The show followed a hella handsome vampire/private investigator named Mick St. John, played by Alex O’Loughlin, who spent much of the episode in clingy, long-sleeved, four-button tees. (Nice!) Before the action kicked in, Mick dreamed he was being interviewed for a TV news magazine, where he explained that “being a vampire sucks,” but that he’d never hunt “women, children or innocents.” For some reason, I couldn’t shake the thought of the show’s writers tacking on the scene in response to some strongly worded memo from a CBS exec demanding they “HURRY UP AND SELL THE CONCEPT BEFORE THE OPENING CREDITS!”
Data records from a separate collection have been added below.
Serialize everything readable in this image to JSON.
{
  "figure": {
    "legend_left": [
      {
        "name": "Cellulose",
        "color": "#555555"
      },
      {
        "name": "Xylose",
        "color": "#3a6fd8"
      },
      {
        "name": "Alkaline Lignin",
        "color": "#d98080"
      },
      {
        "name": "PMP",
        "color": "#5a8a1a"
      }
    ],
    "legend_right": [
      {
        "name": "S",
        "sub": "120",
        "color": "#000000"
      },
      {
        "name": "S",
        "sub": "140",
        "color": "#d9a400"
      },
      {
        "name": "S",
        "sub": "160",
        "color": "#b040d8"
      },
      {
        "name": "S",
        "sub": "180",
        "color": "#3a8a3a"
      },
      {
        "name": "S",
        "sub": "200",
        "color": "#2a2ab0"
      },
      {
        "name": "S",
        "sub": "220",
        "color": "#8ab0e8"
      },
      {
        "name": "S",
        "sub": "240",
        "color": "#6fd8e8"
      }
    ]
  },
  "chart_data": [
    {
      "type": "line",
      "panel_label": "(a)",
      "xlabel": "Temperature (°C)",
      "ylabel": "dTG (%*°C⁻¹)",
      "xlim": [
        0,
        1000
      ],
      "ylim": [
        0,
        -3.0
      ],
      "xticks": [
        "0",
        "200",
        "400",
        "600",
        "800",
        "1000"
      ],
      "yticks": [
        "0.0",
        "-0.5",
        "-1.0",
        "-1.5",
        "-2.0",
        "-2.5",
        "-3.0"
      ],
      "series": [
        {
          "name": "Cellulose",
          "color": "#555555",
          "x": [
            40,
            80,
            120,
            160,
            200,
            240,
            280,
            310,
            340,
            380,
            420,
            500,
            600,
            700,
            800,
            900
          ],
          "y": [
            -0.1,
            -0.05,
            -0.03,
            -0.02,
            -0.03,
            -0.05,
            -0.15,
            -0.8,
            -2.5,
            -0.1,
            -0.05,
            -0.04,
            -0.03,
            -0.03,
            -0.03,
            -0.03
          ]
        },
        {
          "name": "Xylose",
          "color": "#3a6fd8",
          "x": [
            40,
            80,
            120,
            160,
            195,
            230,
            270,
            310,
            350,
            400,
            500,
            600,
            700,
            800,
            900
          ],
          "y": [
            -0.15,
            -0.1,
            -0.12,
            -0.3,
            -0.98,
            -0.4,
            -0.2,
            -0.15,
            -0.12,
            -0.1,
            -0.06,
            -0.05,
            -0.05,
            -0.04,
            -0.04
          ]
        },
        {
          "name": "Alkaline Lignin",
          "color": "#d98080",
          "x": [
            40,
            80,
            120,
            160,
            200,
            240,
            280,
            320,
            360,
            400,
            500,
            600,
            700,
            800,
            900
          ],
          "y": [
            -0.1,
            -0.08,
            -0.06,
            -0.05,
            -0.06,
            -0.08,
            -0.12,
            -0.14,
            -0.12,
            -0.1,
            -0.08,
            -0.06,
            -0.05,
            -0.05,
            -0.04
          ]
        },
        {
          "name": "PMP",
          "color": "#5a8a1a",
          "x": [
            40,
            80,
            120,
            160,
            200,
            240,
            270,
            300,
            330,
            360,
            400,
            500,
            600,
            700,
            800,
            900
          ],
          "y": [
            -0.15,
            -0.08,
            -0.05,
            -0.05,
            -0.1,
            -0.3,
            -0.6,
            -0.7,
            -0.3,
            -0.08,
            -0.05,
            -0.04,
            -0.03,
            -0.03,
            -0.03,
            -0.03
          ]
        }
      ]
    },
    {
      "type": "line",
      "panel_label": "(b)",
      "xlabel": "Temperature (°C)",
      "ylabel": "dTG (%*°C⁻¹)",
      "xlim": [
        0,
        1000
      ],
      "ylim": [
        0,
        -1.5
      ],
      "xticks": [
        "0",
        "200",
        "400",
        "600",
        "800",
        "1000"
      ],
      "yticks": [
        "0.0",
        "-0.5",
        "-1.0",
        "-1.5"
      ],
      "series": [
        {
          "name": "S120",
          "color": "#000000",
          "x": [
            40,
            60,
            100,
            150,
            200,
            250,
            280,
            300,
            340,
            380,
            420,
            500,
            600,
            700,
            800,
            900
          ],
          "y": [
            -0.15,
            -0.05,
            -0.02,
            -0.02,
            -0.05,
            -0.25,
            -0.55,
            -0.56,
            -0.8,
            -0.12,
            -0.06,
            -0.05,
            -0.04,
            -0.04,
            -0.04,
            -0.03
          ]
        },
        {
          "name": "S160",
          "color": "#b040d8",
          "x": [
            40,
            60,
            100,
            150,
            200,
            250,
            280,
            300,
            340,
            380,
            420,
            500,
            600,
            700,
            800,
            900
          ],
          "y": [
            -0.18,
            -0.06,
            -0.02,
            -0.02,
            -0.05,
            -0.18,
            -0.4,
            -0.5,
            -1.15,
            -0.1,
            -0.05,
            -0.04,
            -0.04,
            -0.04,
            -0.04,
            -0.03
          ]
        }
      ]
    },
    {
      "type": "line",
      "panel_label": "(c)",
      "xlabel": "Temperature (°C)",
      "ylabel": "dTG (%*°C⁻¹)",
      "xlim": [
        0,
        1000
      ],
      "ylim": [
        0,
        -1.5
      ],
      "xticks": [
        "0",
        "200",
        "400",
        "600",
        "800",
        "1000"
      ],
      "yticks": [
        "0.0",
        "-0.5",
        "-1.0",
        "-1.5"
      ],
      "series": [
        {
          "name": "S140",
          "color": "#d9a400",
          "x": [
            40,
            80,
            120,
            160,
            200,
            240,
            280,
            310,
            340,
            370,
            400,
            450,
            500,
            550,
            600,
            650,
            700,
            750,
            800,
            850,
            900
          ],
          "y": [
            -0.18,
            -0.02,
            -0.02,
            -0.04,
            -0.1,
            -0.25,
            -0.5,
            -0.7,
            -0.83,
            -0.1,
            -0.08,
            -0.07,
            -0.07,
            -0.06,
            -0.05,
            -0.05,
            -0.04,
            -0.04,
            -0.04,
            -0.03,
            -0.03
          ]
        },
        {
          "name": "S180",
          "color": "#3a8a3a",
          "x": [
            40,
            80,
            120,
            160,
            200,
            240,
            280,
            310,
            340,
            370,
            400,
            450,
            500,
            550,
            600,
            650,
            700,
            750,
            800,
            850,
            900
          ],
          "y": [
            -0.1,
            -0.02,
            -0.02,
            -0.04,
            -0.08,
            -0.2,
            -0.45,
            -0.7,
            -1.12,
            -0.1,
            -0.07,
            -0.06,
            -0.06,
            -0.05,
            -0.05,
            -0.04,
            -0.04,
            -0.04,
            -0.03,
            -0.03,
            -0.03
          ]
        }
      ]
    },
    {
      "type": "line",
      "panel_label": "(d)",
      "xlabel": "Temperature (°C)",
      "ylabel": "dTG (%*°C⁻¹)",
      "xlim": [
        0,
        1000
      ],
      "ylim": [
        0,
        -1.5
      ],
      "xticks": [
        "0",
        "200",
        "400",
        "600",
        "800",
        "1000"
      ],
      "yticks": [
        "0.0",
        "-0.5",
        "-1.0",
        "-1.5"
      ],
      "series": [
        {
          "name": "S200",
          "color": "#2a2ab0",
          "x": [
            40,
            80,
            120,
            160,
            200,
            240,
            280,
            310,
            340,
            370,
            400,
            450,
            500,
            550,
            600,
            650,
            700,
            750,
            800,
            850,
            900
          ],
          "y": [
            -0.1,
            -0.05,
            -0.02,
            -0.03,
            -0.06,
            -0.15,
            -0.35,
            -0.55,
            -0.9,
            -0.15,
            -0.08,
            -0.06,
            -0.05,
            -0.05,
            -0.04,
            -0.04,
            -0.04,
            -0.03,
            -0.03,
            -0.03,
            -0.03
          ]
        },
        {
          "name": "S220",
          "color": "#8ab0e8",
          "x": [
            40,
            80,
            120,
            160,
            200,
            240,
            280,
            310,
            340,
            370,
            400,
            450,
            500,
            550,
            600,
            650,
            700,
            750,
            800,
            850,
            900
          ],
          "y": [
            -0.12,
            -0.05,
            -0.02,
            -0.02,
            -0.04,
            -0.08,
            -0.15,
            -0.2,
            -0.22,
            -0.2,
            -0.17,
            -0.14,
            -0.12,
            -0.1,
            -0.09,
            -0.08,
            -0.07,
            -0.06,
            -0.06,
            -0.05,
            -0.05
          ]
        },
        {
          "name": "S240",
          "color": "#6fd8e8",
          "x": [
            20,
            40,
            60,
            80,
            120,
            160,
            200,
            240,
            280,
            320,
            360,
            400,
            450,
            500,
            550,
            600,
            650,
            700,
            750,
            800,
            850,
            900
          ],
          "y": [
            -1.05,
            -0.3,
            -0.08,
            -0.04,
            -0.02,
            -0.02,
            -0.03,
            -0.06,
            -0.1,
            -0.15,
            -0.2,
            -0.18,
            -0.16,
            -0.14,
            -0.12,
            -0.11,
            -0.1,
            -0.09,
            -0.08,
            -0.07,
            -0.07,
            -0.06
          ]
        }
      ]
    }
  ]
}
Anyway, the action focused on Mick trying to solve the mystery of a murdered co-ed who’d got caught up with an “ancient blood cult” that was into wearing bat-shaped pendants and chugging sweet plasma. Naturally, he couldn’t crack the case without the help of a comely Web TV reporter Beth (emotional sieve Sophia Myles). But wait! Back in the day, when the reporter was just a toddler, she’d been kidnapped by Mick’s blood-sucking (literally) ex-wife, Coraline (Shannyn Sossamon), and Mick had to rescue the kid in a violent domestic squabble. Given their history — Mick actually noted in voice-over that, “The last time I held [Beth] in my arms, she was only a child” — I wonder if I’m alone in thinking it’s creepy that Mick and Beth are now being paired up as potential lovers. Yeesh!

Anyhow, Moonlight is undoubtedly abysmal, from its straight-from-a-can dialogue (“Nobody walks in L.A.”) to its soft-core production values (several scenes of Mick driving his convertible were laughably low-rent) to the way it sucked the life-force out of usually zesty supporting players like Alias‘ Kevin Weisman and Veronica Mars‘ Jason Dohring. And yet, at the same time, there’s something oddly refreshing in the way Moonlight doesn’t actually aspire to be high-quality television. It doesn’t give you much in the way of compelling storylines or first-rate acting, but it doesn’t ask much of you as a viewer, either. I suspect I could easily skip the next six episodes, then tune in again some freezing-dull night in November, without missing a beat. In other words, I don’t want to go back and live in the early ’90s, but I wouldn’t mind visiting it a few times a year. Especially if that hot vampire dude is part of the equation.